Personal information
- Full name: George Thomson Forbes
- Born: 25 November 1906 Aberdeen, Aberdeenshire, Scotland
- Died: 3 November 1984 (aged 77) Aberdeen, Aberdeenshire, Scotland
- Batting: Right-handed
- Bowling: Right-arm fast-medium

Domestic team information
- 1936–1938: Scotland

Career statistics
| Competition | First-class |
| Matches | 4 |
| Runs scored | 122 |
| Batting average | 15.25 |
| 100s/50s | –/– |
| Top score | 29 |
| Balls bowled | 445 |
| Wickets | 11 |
| Bowling average | 15.72 |
| 5 wickets in innings | – |
| 10 wickets in match | – |
| Best bowling | 3/25 |
| Catches/stumpings | 3/– |
- Source: Cricinfo, 6 July 2022

= George Forbes (cricketer) =

Scottish cricketer

George Thomson Forbes (25 November 1906 – 3 November 1984) was a Scottish first-class cricketer.

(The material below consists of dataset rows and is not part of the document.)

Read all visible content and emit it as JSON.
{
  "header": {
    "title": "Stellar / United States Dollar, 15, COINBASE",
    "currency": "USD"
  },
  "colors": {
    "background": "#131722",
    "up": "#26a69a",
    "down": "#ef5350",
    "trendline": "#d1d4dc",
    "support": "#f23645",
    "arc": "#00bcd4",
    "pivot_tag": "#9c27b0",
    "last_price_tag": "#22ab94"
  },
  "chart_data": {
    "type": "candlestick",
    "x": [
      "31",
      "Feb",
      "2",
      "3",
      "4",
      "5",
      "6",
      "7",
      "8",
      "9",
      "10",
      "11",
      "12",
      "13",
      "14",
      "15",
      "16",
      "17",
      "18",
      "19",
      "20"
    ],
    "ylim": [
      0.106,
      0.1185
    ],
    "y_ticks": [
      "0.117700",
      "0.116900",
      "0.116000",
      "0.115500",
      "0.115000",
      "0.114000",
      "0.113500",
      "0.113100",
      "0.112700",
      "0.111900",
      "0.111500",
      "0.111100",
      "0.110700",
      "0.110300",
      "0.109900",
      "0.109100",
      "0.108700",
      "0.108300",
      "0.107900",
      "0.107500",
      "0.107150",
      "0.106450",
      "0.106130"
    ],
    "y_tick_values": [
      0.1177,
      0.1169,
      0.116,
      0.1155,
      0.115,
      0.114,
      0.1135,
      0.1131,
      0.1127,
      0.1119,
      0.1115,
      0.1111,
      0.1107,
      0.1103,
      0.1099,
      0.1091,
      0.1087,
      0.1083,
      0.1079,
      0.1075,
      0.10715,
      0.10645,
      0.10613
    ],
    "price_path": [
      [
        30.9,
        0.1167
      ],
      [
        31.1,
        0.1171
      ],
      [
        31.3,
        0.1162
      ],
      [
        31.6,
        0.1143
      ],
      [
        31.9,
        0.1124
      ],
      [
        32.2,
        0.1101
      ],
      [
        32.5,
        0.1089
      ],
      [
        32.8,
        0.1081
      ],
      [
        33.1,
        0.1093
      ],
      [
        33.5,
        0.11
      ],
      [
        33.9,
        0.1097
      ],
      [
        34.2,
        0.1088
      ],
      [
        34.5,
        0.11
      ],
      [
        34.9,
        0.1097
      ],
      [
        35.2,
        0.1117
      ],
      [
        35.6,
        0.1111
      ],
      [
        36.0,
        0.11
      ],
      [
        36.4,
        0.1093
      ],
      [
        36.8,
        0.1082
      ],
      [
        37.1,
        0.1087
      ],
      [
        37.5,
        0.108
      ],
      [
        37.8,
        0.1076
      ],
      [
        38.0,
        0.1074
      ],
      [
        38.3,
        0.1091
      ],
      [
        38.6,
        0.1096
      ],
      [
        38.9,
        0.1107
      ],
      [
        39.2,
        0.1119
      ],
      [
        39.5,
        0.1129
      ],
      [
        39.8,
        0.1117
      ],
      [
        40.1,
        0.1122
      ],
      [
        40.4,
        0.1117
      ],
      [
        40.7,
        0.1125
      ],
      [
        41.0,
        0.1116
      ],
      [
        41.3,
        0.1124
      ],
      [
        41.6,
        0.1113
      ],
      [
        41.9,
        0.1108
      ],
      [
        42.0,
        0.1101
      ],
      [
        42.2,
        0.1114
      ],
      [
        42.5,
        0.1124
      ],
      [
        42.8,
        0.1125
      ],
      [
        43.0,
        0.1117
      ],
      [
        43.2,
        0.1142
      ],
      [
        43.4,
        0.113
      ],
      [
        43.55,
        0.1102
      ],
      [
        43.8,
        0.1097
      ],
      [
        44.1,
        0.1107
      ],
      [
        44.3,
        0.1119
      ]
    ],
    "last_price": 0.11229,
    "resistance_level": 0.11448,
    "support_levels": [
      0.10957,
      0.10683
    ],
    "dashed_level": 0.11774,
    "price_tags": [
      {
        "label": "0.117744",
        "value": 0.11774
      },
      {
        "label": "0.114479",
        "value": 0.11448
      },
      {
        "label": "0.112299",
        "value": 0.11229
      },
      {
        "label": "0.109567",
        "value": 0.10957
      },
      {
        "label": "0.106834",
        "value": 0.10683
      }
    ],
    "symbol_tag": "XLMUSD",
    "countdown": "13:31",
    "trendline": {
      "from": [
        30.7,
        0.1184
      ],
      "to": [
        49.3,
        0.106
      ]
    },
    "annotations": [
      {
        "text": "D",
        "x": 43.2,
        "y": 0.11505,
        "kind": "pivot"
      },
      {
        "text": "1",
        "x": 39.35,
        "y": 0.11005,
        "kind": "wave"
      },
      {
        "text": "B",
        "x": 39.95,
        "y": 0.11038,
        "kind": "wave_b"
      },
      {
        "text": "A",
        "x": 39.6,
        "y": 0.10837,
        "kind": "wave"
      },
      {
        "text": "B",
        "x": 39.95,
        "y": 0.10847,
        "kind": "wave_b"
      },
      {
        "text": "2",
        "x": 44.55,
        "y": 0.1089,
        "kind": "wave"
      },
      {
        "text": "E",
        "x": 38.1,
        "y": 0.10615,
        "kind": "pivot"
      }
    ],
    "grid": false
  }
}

Forbes was born at Aberdeen in November 1906. A club cricketer for Aberdeenshire Cricket Club, Forbes made his debut for Scotland in first-class cricket against Ireland at Edinburgh in 1936. He made two further first-class appearances in 1937, against Ireland at Belfast and the touring New Zealanders at Glasgow, with his final first-class appearance coming against Ireland at Glasgow in 1938. In his four matches, he scored 122 runs at an average of 15.25, with a highest score of 29. With his right-arm fast-medium bowling, he took 11 wickets at a bowling average of 15.72, with best figures of 3 for 25. A bank manager by profession, Forbes died at Aberdeen in November 1984.